Het MMIWG-rapport stelt ook dat genocide niet alleen verwijst naar de opzettelijke moord op enkele of alle leden van een bepaalde sociale groep. Het verwijst ook naar de vernietiging van een groep als een sociale eenheid. Als leden van de groep zo uit elkaar liggen, of als hun cultuur, talen of tradities zijn zo ondermijnd dat ze niet samen kunnen optreden als een samenhangende sociale eenheid, dan is dat genocide. Dit argument vloeit voort uit het Verdrag van 1948, die verwijst naar de vernietiging van groepen als groepen.

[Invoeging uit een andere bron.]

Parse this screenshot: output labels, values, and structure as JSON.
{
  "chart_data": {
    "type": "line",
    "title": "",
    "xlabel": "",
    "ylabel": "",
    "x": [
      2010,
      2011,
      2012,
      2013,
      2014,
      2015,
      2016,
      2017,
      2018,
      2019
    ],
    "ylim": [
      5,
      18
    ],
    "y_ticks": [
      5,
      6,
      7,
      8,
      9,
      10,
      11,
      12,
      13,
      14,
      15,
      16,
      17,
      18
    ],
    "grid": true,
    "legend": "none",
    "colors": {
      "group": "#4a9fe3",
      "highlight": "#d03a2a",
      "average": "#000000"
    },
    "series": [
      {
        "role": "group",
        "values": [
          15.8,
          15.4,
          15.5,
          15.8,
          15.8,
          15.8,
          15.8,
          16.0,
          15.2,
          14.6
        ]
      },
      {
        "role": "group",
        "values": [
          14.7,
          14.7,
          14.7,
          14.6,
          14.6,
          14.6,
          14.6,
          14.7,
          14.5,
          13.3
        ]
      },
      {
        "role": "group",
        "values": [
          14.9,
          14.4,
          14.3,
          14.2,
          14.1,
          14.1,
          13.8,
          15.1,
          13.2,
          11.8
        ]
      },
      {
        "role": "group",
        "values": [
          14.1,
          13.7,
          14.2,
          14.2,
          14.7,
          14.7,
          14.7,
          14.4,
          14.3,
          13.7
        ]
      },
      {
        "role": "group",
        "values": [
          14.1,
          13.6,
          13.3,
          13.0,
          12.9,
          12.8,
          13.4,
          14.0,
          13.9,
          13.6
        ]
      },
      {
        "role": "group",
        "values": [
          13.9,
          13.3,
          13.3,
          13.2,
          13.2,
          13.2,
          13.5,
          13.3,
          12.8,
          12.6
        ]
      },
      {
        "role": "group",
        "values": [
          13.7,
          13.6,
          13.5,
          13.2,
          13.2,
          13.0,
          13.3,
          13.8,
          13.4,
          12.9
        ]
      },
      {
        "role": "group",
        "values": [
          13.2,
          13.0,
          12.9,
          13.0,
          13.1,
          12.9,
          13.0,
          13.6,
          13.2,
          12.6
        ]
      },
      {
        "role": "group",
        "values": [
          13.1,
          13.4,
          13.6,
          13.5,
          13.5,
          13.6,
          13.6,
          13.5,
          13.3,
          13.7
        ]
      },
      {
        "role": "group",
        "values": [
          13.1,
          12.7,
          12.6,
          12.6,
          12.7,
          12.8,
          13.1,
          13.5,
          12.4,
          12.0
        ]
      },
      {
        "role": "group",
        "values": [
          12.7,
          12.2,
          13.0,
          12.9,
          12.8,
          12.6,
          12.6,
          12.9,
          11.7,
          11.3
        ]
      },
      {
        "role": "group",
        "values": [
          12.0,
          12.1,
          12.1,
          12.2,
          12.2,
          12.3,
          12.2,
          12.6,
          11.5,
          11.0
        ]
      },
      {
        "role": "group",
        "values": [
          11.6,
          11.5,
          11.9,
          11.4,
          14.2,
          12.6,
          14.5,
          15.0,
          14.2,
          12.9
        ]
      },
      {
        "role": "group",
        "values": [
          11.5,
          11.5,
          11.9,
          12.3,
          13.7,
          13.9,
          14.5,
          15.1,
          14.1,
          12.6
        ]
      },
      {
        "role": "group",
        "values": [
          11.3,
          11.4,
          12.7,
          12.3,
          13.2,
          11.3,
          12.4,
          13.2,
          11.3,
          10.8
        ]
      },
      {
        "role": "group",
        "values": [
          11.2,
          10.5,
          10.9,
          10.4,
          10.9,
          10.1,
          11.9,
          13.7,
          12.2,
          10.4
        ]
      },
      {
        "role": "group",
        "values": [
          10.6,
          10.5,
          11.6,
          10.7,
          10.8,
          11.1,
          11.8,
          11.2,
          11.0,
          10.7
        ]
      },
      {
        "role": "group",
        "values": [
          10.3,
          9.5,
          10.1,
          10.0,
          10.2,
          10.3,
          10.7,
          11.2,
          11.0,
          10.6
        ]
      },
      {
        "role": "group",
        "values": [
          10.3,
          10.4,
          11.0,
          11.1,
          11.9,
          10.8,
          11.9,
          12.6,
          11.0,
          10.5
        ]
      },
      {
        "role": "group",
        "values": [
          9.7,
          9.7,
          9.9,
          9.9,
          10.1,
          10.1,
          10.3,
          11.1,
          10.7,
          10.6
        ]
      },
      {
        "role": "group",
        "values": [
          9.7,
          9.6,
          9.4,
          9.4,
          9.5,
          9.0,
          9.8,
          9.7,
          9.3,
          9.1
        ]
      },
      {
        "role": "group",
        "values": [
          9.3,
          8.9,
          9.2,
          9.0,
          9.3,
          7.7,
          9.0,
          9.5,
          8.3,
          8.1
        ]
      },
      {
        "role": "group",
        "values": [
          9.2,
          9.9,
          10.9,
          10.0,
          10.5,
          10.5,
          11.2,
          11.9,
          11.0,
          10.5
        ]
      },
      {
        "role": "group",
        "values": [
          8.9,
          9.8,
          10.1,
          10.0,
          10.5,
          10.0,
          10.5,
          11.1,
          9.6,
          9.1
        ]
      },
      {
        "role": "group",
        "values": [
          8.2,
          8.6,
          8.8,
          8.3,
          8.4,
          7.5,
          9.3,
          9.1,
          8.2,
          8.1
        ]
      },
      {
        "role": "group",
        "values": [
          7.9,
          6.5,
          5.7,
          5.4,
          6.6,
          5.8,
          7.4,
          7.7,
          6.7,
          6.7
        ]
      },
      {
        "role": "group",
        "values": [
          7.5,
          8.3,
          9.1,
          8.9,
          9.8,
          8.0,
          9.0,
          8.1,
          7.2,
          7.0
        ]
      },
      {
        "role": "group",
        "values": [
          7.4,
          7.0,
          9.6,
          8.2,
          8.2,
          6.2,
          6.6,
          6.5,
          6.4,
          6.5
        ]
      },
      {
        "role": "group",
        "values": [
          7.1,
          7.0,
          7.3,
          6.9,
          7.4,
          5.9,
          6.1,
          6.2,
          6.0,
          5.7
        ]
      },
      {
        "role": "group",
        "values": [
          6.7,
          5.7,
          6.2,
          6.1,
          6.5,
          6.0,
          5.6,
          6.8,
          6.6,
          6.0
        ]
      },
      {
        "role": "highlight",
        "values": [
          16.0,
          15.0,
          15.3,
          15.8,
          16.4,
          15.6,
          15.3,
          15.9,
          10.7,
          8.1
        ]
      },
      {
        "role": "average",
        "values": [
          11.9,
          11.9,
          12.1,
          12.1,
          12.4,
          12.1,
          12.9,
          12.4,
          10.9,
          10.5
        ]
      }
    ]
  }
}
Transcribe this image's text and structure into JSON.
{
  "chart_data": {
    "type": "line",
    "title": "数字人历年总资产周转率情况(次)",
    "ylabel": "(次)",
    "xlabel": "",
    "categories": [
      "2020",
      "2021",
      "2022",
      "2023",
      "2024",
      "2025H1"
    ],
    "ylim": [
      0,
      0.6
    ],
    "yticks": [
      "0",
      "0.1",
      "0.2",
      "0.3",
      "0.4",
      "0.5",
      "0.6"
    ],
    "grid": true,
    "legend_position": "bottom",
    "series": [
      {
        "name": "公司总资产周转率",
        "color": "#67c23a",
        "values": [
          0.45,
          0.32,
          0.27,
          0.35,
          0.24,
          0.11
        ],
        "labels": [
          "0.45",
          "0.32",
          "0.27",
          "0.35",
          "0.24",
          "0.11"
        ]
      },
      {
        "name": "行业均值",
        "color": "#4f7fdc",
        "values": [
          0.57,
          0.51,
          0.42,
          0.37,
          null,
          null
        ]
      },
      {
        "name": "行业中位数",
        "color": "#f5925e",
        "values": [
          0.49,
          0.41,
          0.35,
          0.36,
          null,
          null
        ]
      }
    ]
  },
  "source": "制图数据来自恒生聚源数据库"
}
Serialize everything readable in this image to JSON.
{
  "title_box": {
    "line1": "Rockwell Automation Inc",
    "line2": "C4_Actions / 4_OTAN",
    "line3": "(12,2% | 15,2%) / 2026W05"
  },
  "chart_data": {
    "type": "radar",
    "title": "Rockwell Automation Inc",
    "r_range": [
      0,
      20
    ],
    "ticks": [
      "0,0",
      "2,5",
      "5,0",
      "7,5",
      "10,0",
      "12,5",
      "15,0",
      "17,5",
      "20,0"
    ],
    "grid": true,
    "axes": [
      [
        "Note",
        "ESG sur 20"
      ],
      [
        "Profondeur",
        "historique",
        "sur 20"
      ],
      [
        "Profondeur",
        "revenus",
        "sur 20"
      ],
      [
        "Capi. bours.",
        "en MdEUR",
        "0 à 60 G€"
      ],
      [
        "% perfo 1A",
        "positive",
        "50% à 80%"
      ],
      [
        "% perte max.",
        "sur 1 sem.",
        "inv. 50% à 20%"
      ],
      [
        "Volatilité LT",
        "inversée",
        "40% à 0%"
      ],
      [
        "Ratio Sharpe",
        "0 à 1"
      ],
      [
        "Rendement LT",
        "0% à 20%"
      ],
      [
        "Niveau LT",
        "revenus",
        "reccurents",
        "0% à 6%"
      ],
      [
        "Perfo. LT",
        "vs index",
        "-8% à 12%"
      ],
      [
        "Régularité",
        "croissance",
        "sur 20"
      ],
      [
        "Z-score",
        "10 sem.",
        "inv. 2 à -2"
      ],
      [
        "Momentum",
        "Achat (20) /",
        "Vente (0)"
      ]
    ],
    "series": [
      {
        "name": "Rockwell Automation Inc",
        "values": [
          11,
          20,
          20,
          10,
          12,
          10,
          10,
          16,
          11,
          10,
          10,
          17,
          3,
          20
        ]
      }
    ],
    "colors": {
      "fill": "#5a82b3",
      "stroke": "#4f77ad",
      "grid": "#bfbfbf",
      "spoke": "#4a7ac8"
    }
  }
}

Eindelijk, en uiterst belangrijk, het MMIWG-rapport analyseert de intentievereiste. Het betoogt dat wanneer het gaat om staten in plaats van individuen als mogelijke daders van genocide, staatsbeleid geeft intentie aan. Het is niet nodig om in de "geesten" van individuen met macht te gaan om te zien of ze van plan zijn inheemse volkeren als sociale groep te vernietigen.
Al deze argumenten vormen een overtuigend argument dat Canada's behandeling van inheemse volkeren genocide is geweest en nog steeds is.
Dit artikel is opnieuw gepubliceerd vanuit The Conversation onder een Creative Commons-licentie. Lees het originele artikel.